Monday, September 07, 2009

Reviewing the (Academic) Literature of Love

Eric Selinger's opening up discussion about the works that people would like to review and see reviewed in the Journal of Popular Romance Studies (JPRS):
In the current Call for Submissions to JPRS we say that "The Journal also solicits reviews (individual and combined) of relevant scholarly works."

To my mind, this doesn’t simply mean works on popular romance fiction, but rather on anything that might be "relevant" to our work as Romance Scholars, broadly construed. This would include books on love per se, as well as books on representations of love in various instances of popular culture (TV shows, movies, music, websites, etc.). Scholarly work on sexuality, gender, race, and other fields might be "relevant," depending on the book, and thus in need of our attention.

If you are interested in reviewing scholarly books for JPRS, please email me and let me know your areas of interest and something about your relevant background or work in progress. I’ll pass that on to Nicki Salcedo, our Book Review editor.

If you can think of recent or forthcoming books that would be relevant, and that ought to be reviewed, please let me know that as well! I’m painfully aware of the gaps in my own knowledge at the moment: What are the books out there on romance in film, on representations of love & romance in pop music or advertising? Are there new books on love or sex that romance scholars really ought to know?

I’ve opened a discussion about this over at the IASPR Forum, so you can post responses there. Please feel free to pass this message along to potential reviewers and to anyone you know at a publishing house who might have books that need attention!
As he says, there's a discussion thread at the IASPR Forum and over there he brings up
other question we might talk about in this topic: how new do the works have to be? JPRS is a brand new journal, and IASPR is a brand new association, but the study of love and its representation in culture goes back a very long way. Would it be useful to have reviews, or quasi-reviews, of books from several years ago? What about decades ago?


  1. This isn't a totally on topic query but I wanted to comment on a recent article to maximise the chance of people reading and replying!

    I'm organising a colloquium on Georgette Heyer in Cambridge and wondered whether I am right in thinking that this is the first conference dedicated to her works? My interest in Heyer is an amateur one, essentially, so apologies if there have in fact been several already!


  2. I don't know of any previous ones, but obviously that doesn't mean that there hasn't been one. There are lots of things I don't know about ;-)

    The romance conferences I do know about are listed here (there are some listed in the body of the post and a few more in the comments section).

    I did a quick Google search and turned up a recent article in the Guardian in which Alison Flood mentions the forthcoming Lucy Cavendish colloquium:

    With such topics lining up for discussion as "Lady of Quality and Homosexual Panic", "The Nonesuch as Didactic Love Fiction" and "The Thermodynamics of Georgette Heyer", how could I resist?
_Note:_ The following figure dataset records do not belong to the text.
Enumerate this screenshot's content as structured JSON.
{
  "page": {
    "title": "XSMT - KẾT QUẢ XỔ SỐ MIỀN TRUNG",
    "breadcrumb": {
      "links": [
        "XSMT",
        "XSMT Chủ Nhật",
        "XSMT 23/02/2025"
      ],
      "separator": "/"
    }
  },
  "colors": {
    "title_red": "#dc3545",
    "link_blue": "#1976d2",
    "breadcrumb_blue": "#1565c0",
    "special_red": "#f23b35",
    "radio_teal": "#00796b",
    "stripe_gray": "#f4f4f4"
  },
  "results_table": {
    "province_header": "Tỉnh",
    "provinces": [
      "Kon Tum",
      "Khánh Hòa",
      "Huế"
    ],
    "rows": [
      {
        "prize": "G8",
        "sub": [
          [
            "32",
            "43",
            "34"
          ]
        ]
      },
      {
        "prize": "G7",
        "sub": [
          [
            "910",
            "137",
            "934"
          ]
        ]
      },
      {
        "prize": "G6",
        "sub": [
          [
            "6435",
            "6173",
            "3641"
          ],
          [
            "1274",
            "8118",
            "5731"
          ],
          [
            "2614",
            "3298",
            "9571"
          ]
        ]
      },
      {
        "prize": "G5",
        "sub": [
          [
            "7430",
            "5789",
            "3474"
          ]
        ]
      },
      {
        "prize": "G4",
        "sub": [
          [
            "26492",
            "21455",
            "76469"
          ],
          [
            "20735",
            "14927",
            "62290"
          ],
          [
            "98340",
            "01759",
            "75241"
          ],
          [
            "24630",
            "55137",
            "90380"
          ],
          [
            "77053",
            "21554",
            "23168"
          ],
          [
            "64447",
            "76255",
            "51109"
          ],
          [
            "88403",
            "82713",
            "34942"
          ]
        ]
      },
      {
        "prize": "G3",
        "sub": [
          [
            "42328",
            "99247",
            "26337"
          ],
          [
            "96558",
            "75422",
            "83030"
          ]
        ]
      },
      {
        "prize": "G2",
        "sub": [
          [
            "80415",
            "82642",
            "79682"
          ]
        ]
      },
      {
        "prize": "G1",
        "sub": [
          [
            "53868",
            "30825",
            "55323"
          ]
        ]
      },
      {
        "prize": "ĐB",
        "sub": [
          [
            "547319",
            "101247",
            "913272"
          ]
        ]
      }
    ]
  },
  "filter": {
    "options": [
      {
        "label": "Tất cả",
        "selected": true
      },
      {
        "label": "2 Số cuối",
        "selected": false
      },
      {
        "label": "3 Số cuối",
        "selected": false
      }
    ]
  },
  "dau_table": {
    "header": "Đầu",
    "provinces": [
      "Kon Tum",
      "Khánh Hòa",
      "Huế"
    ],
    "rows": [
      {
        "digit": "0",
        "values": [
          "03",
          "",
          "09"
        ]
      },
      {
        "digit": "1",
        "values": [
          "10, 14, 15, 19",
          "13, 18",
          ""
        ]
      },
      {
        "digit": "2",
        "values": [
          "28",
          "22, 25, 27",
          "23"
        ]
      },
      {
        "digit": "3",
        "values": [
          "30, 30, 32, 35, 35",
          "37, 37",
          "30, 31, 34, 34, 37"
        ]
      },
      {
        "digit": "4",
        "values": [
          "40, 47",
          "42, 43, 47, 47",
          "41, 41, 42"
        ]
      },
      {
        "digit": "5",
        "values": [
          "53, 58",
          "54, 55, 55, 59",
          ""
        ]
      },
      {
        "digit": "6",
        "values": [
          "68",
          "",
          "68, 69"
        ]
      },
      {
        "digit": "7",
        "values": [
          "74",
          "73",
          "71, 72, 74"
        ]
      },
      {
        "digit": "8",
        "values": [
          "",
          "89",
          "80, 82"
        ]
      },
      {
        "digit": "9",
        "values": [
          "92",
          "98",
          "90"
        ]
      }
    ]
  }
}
I first started reading Heyer's Regency romances when I was about 13, burying myself in my mother's old, battered copies, loving her beautiful but spirited heroines – often wearing "cascades of guinea-gold hair", which at the time I felt had something to do with guinea pigs – and her stern-but-kind, masterful heroes.

    They are still the books I turn to when I'm in need of comfort reading (and Horry, she of the big eyebrows and the stammer in A Convenient Marriage, is still my favourite) so I shall definitely be visiting Cambridge's Lucy Cavendish College in November, where they're holding a one-day conference on re-reading Georgette Heyer. Will it spoil the books for me? Will they hold up to such close scrutiny? I don't know, but I want to find out

    It's nice to see the conference getting this kind of pre-publicity, particularly in the light of the last paragraph of Jane Aiken Hodge's biography of Heyer (2006), which I've just been re-reading:

    "If anyone could make the romantic novel respectable, it should have been Georgette Heyer [...] It did not happen in her lifetime, and she minded silently [...] It would be a suitable irony, and no surprise, if a reappraisal in the next few years were to give her work the critical acclaim it never achieved in her lifetime." (210)

  3. Many thanks Laura! That's very helpful - I had an email enquiry following the Guardian blog otherwise I would probably have missed it.

  4. I think I didn't mention that the Popular Culture Association/American Culture Association have had romance panels at their annual conference for a while, but obviously those weren't entire conferences dedicated to romance.

    I've just come across mention of a couple of papers about Heyer which were given at non-romance conferences by Karin E. Westman:

    "A Sentimental Education?: Georgette Heyer's Regency Romance and the Young Adult Reader." Fifth Biennial Conference on Modern Critical Approaches to Children's Literature. Nashville, TN. April, 2003.

    "'A Story of Her Own Weaving': The Self-Determining Heroines of Georgette Heyer's Regency Romance." South Atlantic Modern Language Association Conference. Atlanta, GA. November, 1999. [This one has now been published as "'A Story of Her Weaving': The Self-Authoring Heroines of Georgette Heyer's Regency Romance." Doubled Plots: Romance and History. Eds. Susan Strehle and Mary Paniccia Carden. Jackson and London: University Press of Mississippi, 2003. 165-184.]